Uma década de Baahubali: o épico que reescreveu o cinema indiano

Baahubali revela o coração trágico do heroísmo e a força espiritual do cinema indiano, transcendendo a fantasia enquanto fala da alma de um povo entre deuses, reis e homens

[Contém spoilers] 

O cinema indiano está repleto de obras preciosas sobre poder, destino, sacrifício, glória e queda, e Baahubali, lançado em 2015, é uma delas. No ano em que a primeira parte da duologia completa 10 anos, nada mais justo que relembrar aos fãs e apresentar aos recém-chegados no universo do cinema hindi os principais pontos que fizeram dessa obra monumental um marco das produções indianas. 

Embora encharcado de efeitos digitais e grandiloquência visual, Baahubali é essencialmente um mito. Um mito no sentido clássico, como os da Índia antiga, da Grécia ou da própria tradição cristã: uma narrativa que tenta expressar em forma dramática a estrutura da realidade, a hierarquia do ser, o conflito entre o dever e o desejo, entre o herói e a ordem cósmica.

O herói de Baahubali não é um rebelde moderno ou um anti-herói: ele é, ao contrário, um símbolo da vocação humana à realeza espiritual, o homem que aceita o peso do destino, o sacrifício pelo povo, a restauração da legitimidade.

Baahubali: The Beginning e Baahubali: The Conclusion  

Em oposição à boa parte do cinema americano atual, o indiano ainda conserva, em obras como essa, a consciência mítica de que o poder é um dever e que a grandeza exige sacrifício. 

Foto: reprodução/Arka Media Works 

No reino de Mahishmati, a rainha-mãe escolhe seu sobrinho adotivo em vez de seu filho para ser o novo rei, desencadeando a hostilidade inevitável entre os dois príncipes. Quando o rei escolhido rejeita o trono por amor, uma trama de manipulação e suspeitas mal interpretadas levam a seu assassinato cruel. 

Escondido até a vida adulta, seu único filho e herdeiro retorna para resgatar sua mãe e vingar seu pai, o verdadeiro rei. 

É a história do príncipe herdeiro de Mahishmati, Mahendra Baahubali Sivudu (Prabhas), que acompanhamos na primeira parte da história, Baahubali: O início (2015)

Já em Baahubali: A Conclusão (2017), finalmente conhecemos os acontecimentos que precedem o nascimento de Mahendra e a morte de seu pai, Amarendra Baahubali (também interpretado por Prabhas).  

Quando Mahendra Sivudu descobre sua herança, começa a buscar respostas.

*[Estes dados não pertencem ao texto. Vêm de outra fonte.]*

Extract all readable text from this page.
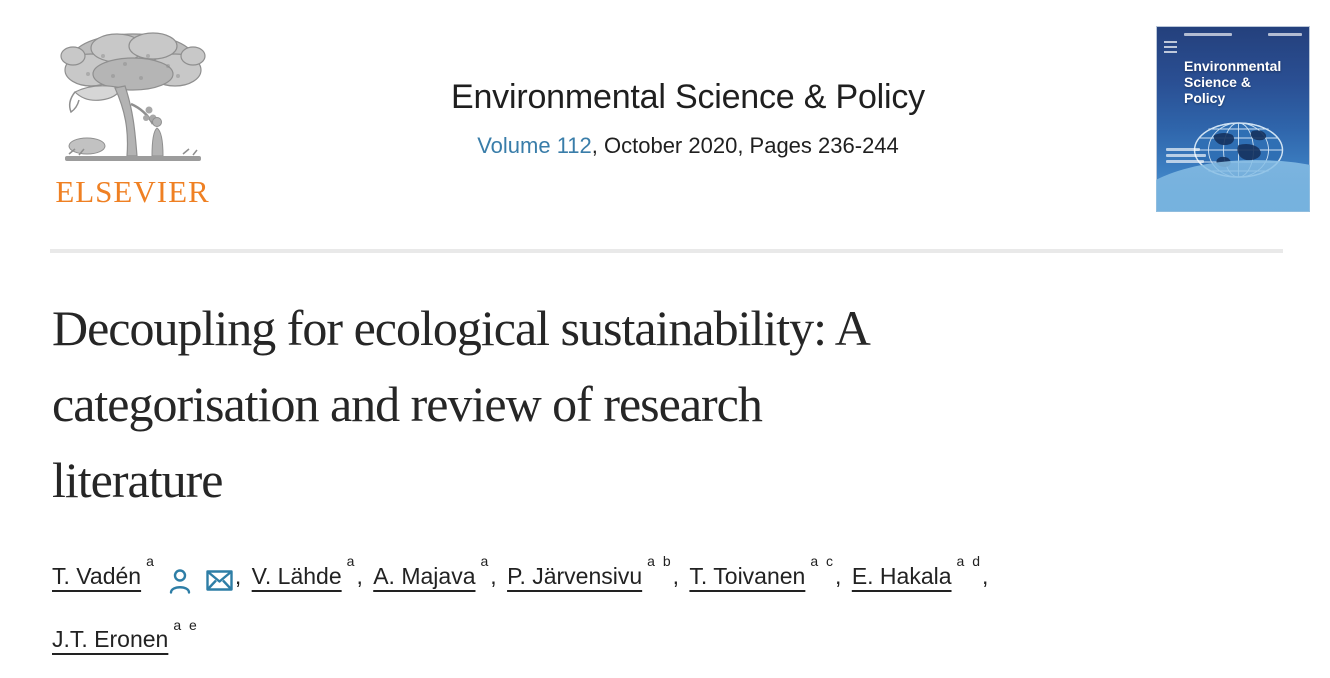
ELSEVIER
Environmental Science & Policy
Volume 112, October 2020, Pages 236-244
Environmental
Science &
Policy
Decoupling for ecological sustainability: A
categorisation and review of research
literature
T. Vadén$^a$, V. Lähde$^a$, A. Majava$^a$, P. Järvensivu$^{a b}$, T. Toivanen$^{a c}$, E. Hakala$^{a d}$,
J.T. Eronen$^{a e}$
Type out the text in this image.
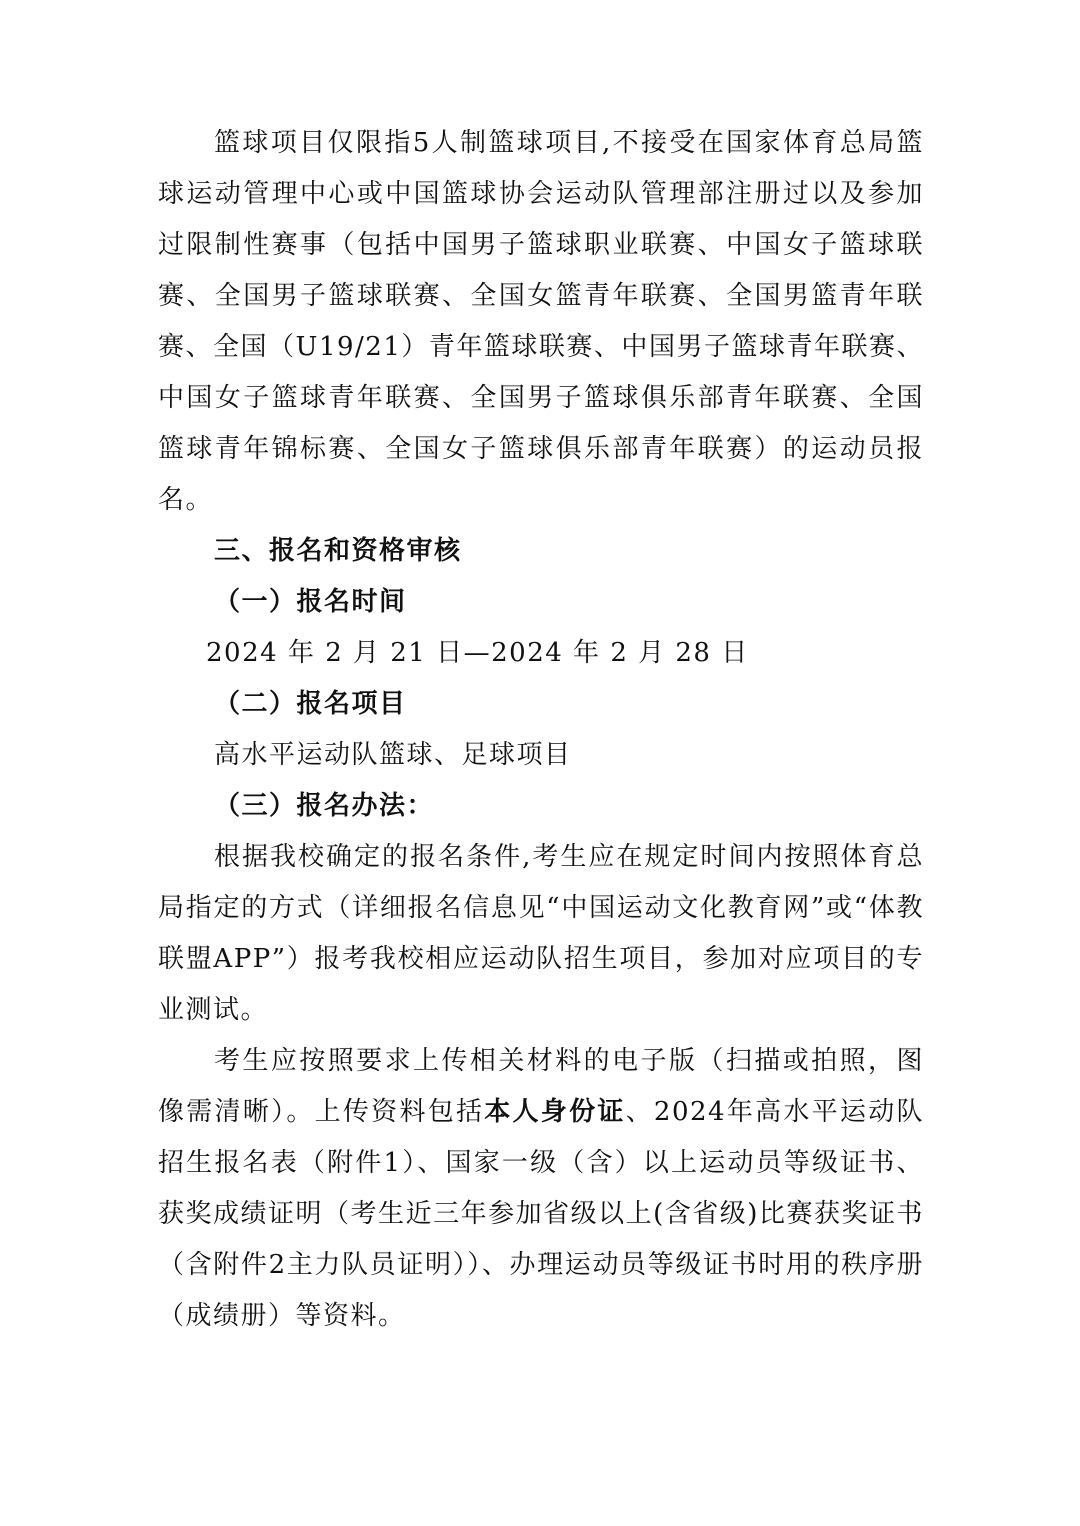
篮球项目仅限指5人制篮球项目,不接受在国家体育总局篮球运动管理中心或中国篮球协会运动队管理部注册过以及参加过限制性赛事（包括中国男子篮球职业联赛、中国女子篮球联赛、全国男子篮球联赛、全国女篮青年联赛、全国男篮青年联赛、全国（U19/21）青年篮球联赛、中国男子篮球青年联赛、中国女子篮球青年联赛、全国男子篮球俱乐部青年联赛、全国篮球青年锦标赛、全国女子篮球俱乐部青年联赛）的运动员报名。

三、报名和资格审核

（一）报名时间

2024 年 2 月 21 日—2024 年 2 月 28 日

（二）报名项目

高水平运动队篮球、足球项目

（三）报名办法：

根据我校确定的报名条件,考生应在规定时间内按照体育总局指定的方式（详细报名信息见“中国运动文化教育网”或“体教联盟APP”）报考我校相应运动队招生项目，参加对应项目的专业测试。

考生应按照要求上传相关材料的电子版（扫描或拍照，图像需清晰）。上传资料包括本人身份证、2024年高水平运动队招生报名表（附件1）、国家一级（含）以上运动员等级证书、获奖成绩证明（考生近三年参加省级以上(含省级)比赛获奖证书（含附件2主力队员证明））、办理运动员等级证书时用的秩序册（成绩册）等资料。
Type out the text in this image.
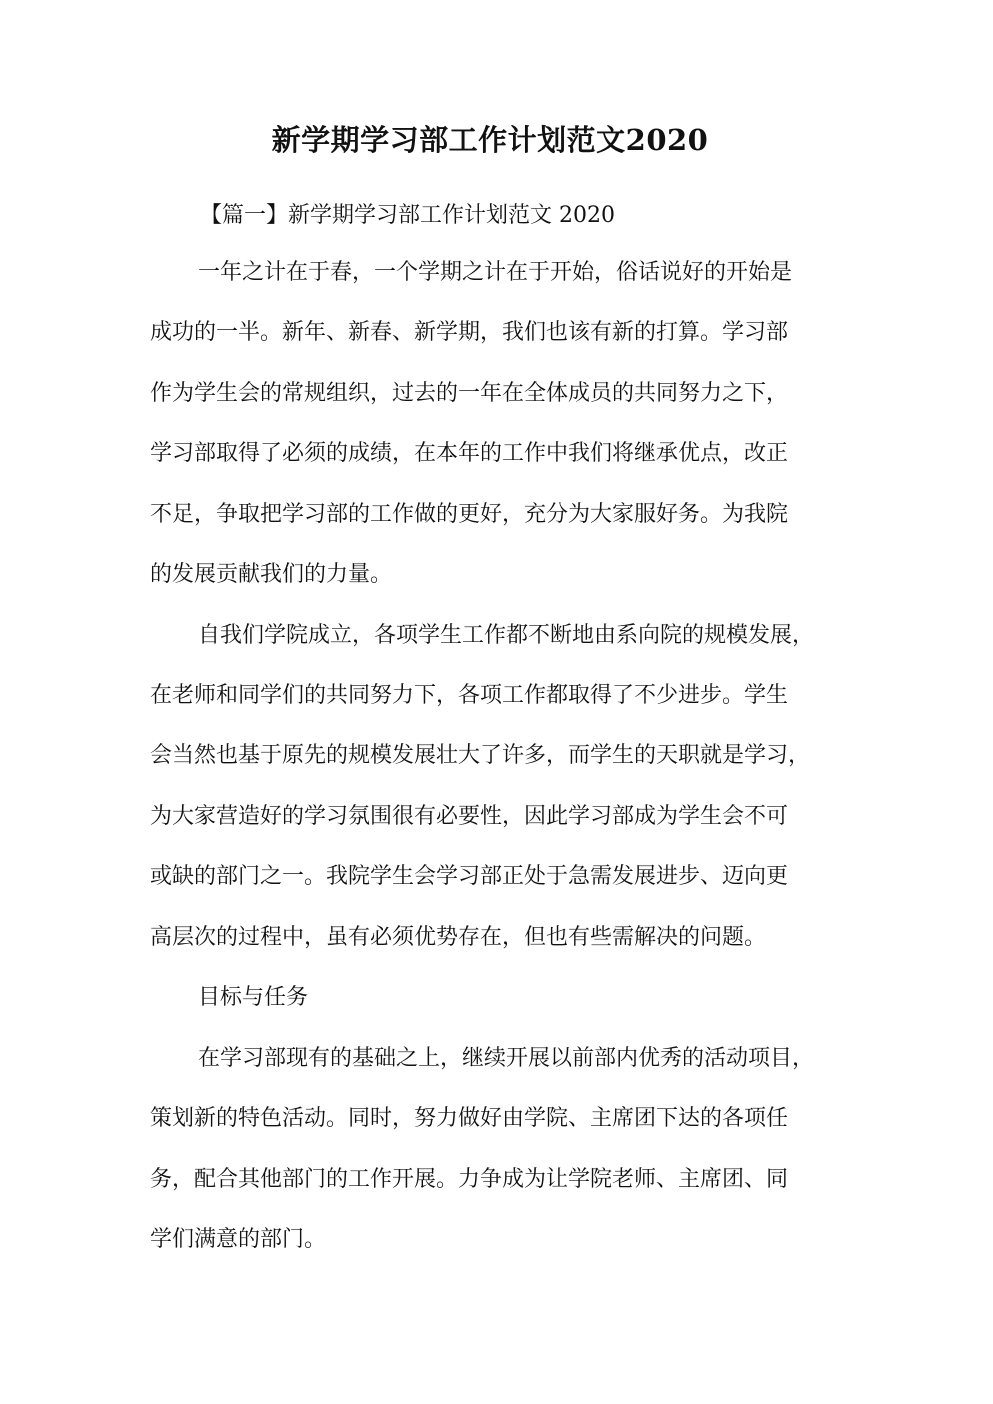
新学期学习部工作计划范文2020
【篇一】新学期学习部工作计划范文 2020
一年之计在于春，一个学期之计在于开始，俗话说好的开始是
成功的一半。新年、新春、新学期，我们也该有新的打算。学习部
作为学生会的常规组织，过去的一年在全体成员的共同努力之下，
学习部取得了必须的成绩，在本年的工作中我们将继承优点，改正
不足，争取把学习部的工作做的更好，充分为大家服好务。为我院
的发展贡献我们的力量。
自我们学院成立，各项学生工作都不断地由系向院的规模发展，
在老师和同学们的共同努力下，各项工作都取得了不少进步。学生
会当然也基于原先的规模发展壮大了许多，而学生的天职就是学习，
为大家营造好的学习氛围很有必要性，因此学习部成为学生会不可
或缺的部门之一。我院学生会学习部正处于急需发展进步、迈向更
高层次的过程中，虽有必须优势存在，但也有些需解决的问题。
目标与任务
在学习部现有的基础之上，继续开展以前部内优秀的活动项目，
策划新的特色活动。同时，努力做好由学院、主席团下达的各项任
务，配合其他部门的工作开展。力争成为让学院老师、主席团、同
学们满意的部门。
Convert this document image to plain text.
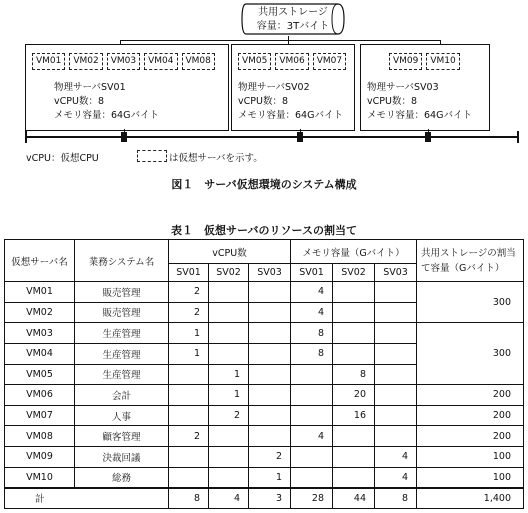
共用ストレージ
容量：3Tバイト
VM01	VM02	VM03	VM04	VM08
物理サーバSV01
vCPU数：8
メモリ容量：64Gバイト
VM05	VM06	VM07
物理サーバSV02
vCPU数：8
メモリ容量：64Gバイト
VM09	VM10
物理サーバSV03
vCPU数：8
メモリ容量：64Gバイト
vCPU：仮想CPU	は仮想サーバを示す。
図１　サーバ仮想環境のシステム構成
表１　仮想サーバのリソースの割当て
仮想サーバ名	業務システム名	vCPU数			メモリ容量（Gバイト）			共用ストレージの割当て容量（Gバイト）
		SV01	SV02	SV03	SV01	SV02	SV03	
VM01	販売管理	2			4			300
VM02	販売管理	2			4			
VM03	生産管理	1			8			300
VM04	生産管理	1			8			
VM05	生産管理		1			8		
VM06	会計		1			20		200
VM07	人事		2			16		200
VM08	顧客管理	2			4			200
VM09	決裁回議			2			4	100
VM10	総務			1			4	100
計		8	4	3	28	44	8	1,400
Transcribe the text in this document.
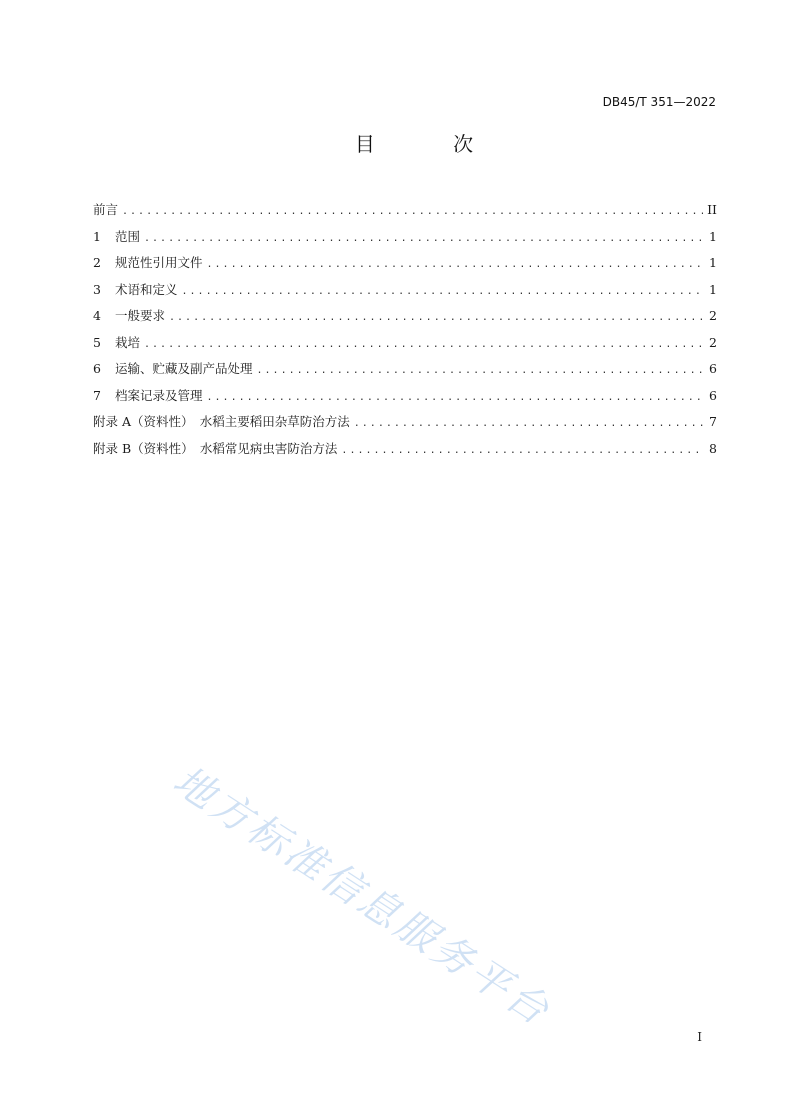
DB45/T 351—2022
目 次
前言 .....	II
1 范围 .....	1
2 规范性引用文件 .....	1
3 术语和定义 .....	1
4 一般要求 .....	2
5 栽培 .....	2
6 运输、贮藏及副产品处理 .....	6
7 档案记录及管理 .....	6
附录 A（资料性）　水稻主要稻田杂草防治方法 .....	7
附录 B（资料性）　水稻常见病虫害防治方法 .....	8
地方标准信息服务平台
I
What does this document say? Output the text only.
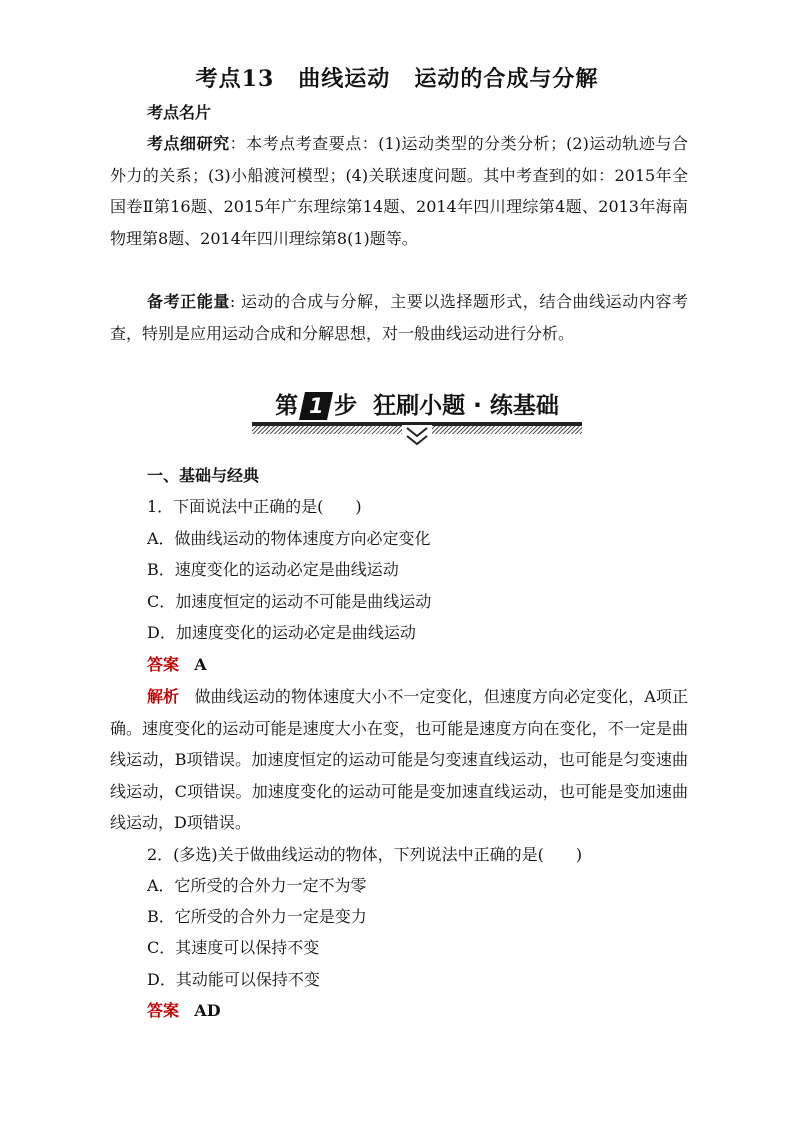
考点13 曲线运动 运动的合成与分解
考点名片
考点细研究：本考点考查要点：(1)运动类型的分类分析；(2)运动轨迹与合外力的关系；(3)小船渡河模型；(4)关联速度问题。其中考查到的如：2015年全国卷Ⅱ第16题、2015年广东理综第14题、2014年四川理综第4题、2013年海南物理第8题、2014年四川理综第8(1)题等。
备考正能量: 运动的合成与分解，主要以选择题形式，结合曲线运动内容考查，特别是应用运动合成和分解思想，对一般曲线运动进行分析。
第 1 步 狂刷小题 · 练基础
一、基础与经典
1．下面说法中正确的是(　　)
A．做曲线运动的物体速度方向必定变化
B．速度变化的运动必定是曲线运动
C．加速度恒定的运动不可能是曲线运动
D．加速度变化的运动必定是曲线运动
答案 A
解析 做曲线运动的物体速度大小不一定变化，但速度方向必定变化，A项正确。速度变化的运动可能是速度大小在变，也可能是速度方向在变化，不一定是曲线运动，B项错误。加速度恒定的运动可能是匀变速直线运动，也可能是匀变速曲线运动，C项错误。加速度变化的运动可能是变加速直线运动，也可能是变加速曲线运动，D项错误。
2．(多选)关于做曲线运动的物体，下列说法中正确的是(　　)
A．它所受的合外力一定不为零
B．它所受的合外力一定是变力
C．其速度可以保持不变
D．其动能可以保持不变
答案 AD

Sua história é justaposta a eventos passados que se desenrolam no Reino de Mahishmati. O filme segue a rivalidade entre os irmãos Amarendra e Bhallaladeva (Rana Daggubati), este último conspira contra o primeiro, levando à sua morte por Kattappa, servo fiel do reino.   

Ao descobrir que seu pai foi brutalmente assassinado por Bhallaladeva, Sivudu levanta um exército para derrotá-lo e libertar sua mãe do cativeiro e seu povo da tirania de seu tio. 

 

Influências mitológicas

O diretor do filme, S. S. Rajamouli, já declarou em várias entrevistas que cresceu ouvindo e lendo o Mahabharata (um dos dois principais textos Smriti e épicos sânscritos da Índia antiga), o Ramayana (épico sânscrito reverenciado no hinduísmo) e as lendas de Shivaji (rei e herói fundador do Império Marata).  Ele queria criar uma narrativa com a força moral e estética dos épicos, mas com personagens originais. 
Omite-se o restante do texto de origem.